Tenendo presente questa cornice si comprendono meglio le reazioni alle parole del presidente Usa. Se infatti il leader più in sintonia con Trump è il premier israeliano Benjamin Netanyahu, che alla Casa Bianca ha adoperato proprio l’espressione “out of the box” riferendosi al metodo da seguire, il primo segnale di apertura è arrivato da Teheran: “Se per Trump il problema è il nostro programma nucleare, può essere risolto”. L’Iran vuole sedersi al tavolo con Trump, proprio come l’Arabia Saudita che ribadisce il suo approccio di fondo: “Pace con Israele in cambio dello Stato palestinese”.

Gelida invece la reazione di Egitto e Giordania perché i due più importanti alleati arabi di Washington - da cui dipendono in maniera quasi totale sanno di non potersi tirare indietro davanti alle richieste di Trump, proprio come Messico e Canada nel match sui dazi. Se a tutto ciò aggiungiamo i complimenti di Trump al Qatar “Paese di grande aiuto” ed i suoi stretti legami con gli Emirati, siamo davanti ad una mappa del Medio Oriente che sta già cambiando sotto i nostri occhi. Da qui le reazioni più ostili: Hamas parla di piano “ridicolo ed assurdo” ed Abu Mazen, presidente dell’Autorità palestinese, di “violazione della legge internazionale”. Evidenziando il tassello che manca di più a Trump: una nuova leadership palestinese capace di sedersi al tavolo per negoziare “out of the box”, immaginando strade innovative rispetto al passato.

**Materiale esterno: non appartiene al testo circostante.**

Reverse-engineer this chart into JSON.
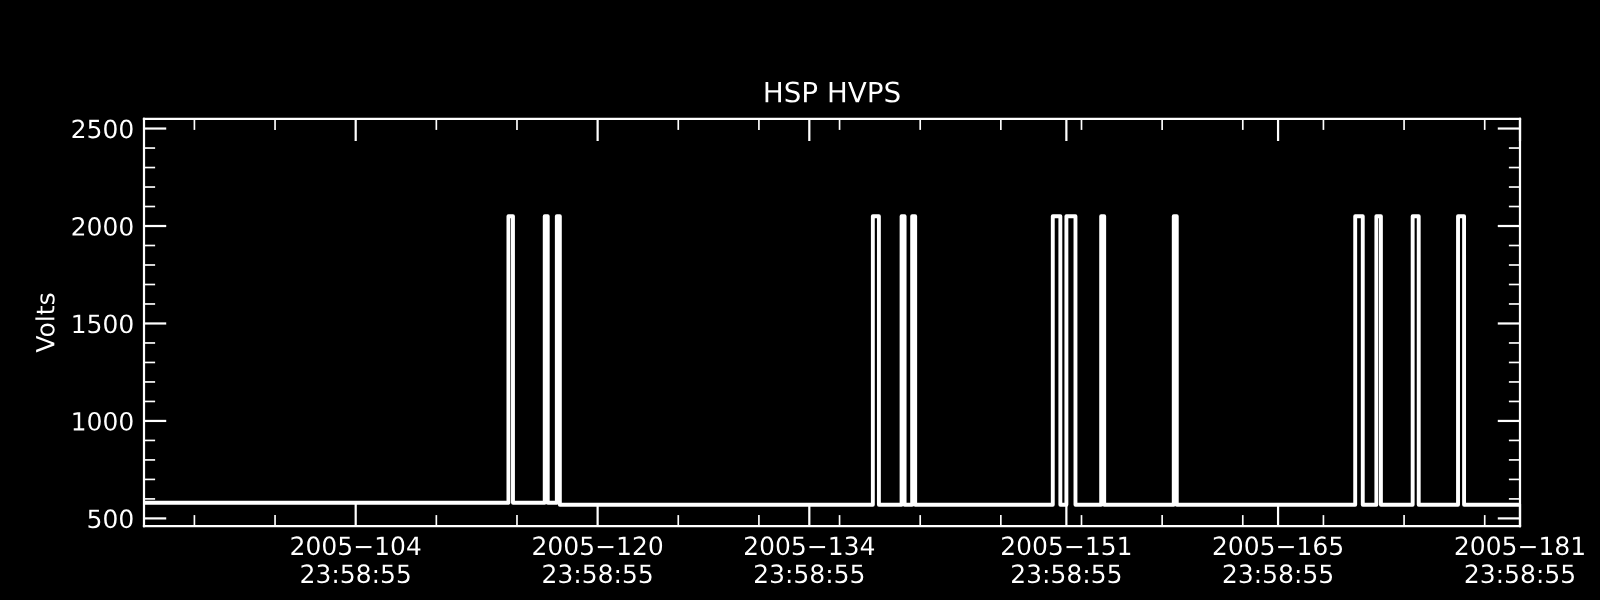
{
  "chart_data": {
    "type": "line",
    "title": "HSP HVPS",
    "ylabel": "Volts",
    "x": [
      "2005-03-31T23:58",
      "2005-04-25T02:24",
      "2005-04-25T02:24",
      "2005-04-25T09:36",
      "2005-04-25T09:36",
      "2005-04-27T12:00",
      "2005-04-27T12:00",
      "2005-04-27T16:48",
      "2005-04-27T16:48",
      "2005-04-28T07:12",
      "2005-04-28T07:12",
      "2005-04-28T12:00",
      "2005-04-28T12:00",
      "2005-05-19T04:48",
      "2005-05-19T04:48",
      "2005-05-19T14:24",
      "2005-05-19T14:24",
      "2005-05-21T02:24",
      "2005-05-21T02:24",
      "2005-05-21T07:12",
      "2005-05-21T07:12",
      "2005-05-21T19:12",
      "2005-05-21T19:12",
      "2005-05-22T00:00",
      "2005-05-22T00:00",
      "2005-05-31T02:24",
      "2005-05-31T02:24",
      "2005-05-31T14:24",
      "2005-05-31T14:24",
      "2005-06-01T00:00",
      "2005-06-01T00:00",
      "2005-06-01T14:24",
      "2005-06-01T14:24",
      "2005-06-03T07:12",
      "2005-06-03T07:12",
      "2005-06-03T12:00",
      "2005-06-03T12:00",
      "2005-06-08T02:24",
      "2005-06-08T02:24",
      "2005-06-08T07:12",
      "2005-06-08T07:12",
      "2005-06-20T02:24",
      "2005-06-20T02:24",
      "2005-06-20T14:24",
      "2005-06-20T14:24",
      "2005-06-21T12:00",
      "2005-06-21T12:00",
      "2005-06-21T19:12",
      "2005-06-21T19:12",
      "2005-06-23T21:36",
      "2005-06-23T21:36",
      "2005-06-24T07:12",
      "2005-06-24T07:12",
      "2005-06-26T21:36",
      "2005-06-26T21:36",
      "2005-06-27T07:12",
      "2005-06-27T07:12",
      "2005-06-30T23:58"
    ],
    "series": [
      {
        "color": "#ffffff",
        "values": [
          580,
          580,
          2050,
          2050,
          580,
          580,
          2050,
          2050,
          580,
          580,
          2050,
          2050,
          570,
          570,
          2050,
          2050,
          570,
          570,
          2050,
          2050,
          570,
          570,
          2050,
          2050,
          570,
          570,
          2050,
          2050,
          570,
          570,
          2050,
          2050,
          570,
          570,
          2050,
          2050,
          570,
          570,
          2050,
          2050,
          570,
          570,
          2050,
          2050,
          570,
          570,
          2050,
          2050,
          570,
          570,
          2050,
          2050,
          570,
          570,
          2050,
          2050,
          570,
          570
        ]
      }
    ],
    "xlim": [
      "2005-03-31T23:58",
      "2005-06-30T23:58"
    ],
    "xticks": [
      {
        "value": "2005-04-14T23:58",
        "label": "2005−104\n23:58:55"
      },
      {
        "value": "2005-04-30T23:58",
        "label": "2005−120\n23:58:55"
      },
      {
        "value": "2005-05-14T23:58",
        "label": "2005−134\n23:58:55"
      },
      {
        "value": "2005-05-31T23:58",
        "label": "2005−151\n23:58:55"
      },
      {
        "value": "2005-06-14T23:58",
        "label": "2005−165\n23:58:55"
      },
      {
        "value": "2005-06-30T23:58",
        "label": "2005−181\n23:58:55"
      }
    ],
    "ylim": [
      460,
      2550
    ],
    "yticks": [
      500,
      1000,
      1500,
      2000,
      2500
    ],
    "grid": false,
    "marker": "none",
    "line_style": "solid"
  }
}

Insomma, il presidente Usa per ora spariglia in Medio Oriente perché seleziona i partner. Solo dopo, inizierà il vero negoziato sui nuovi confini e sugli assetti regionali. Siamo appena all’inizio. Ma questo significa che c’è un’opportunità anche per l’Europa: è il momento di decidere se affrontare, e magari tentare di condizionare, la sfida “transactional” in Medio Oriente o limitarsi alla resistenza passiva, relegandosi ad un ruolo marginale nel Mar Mediterraneo.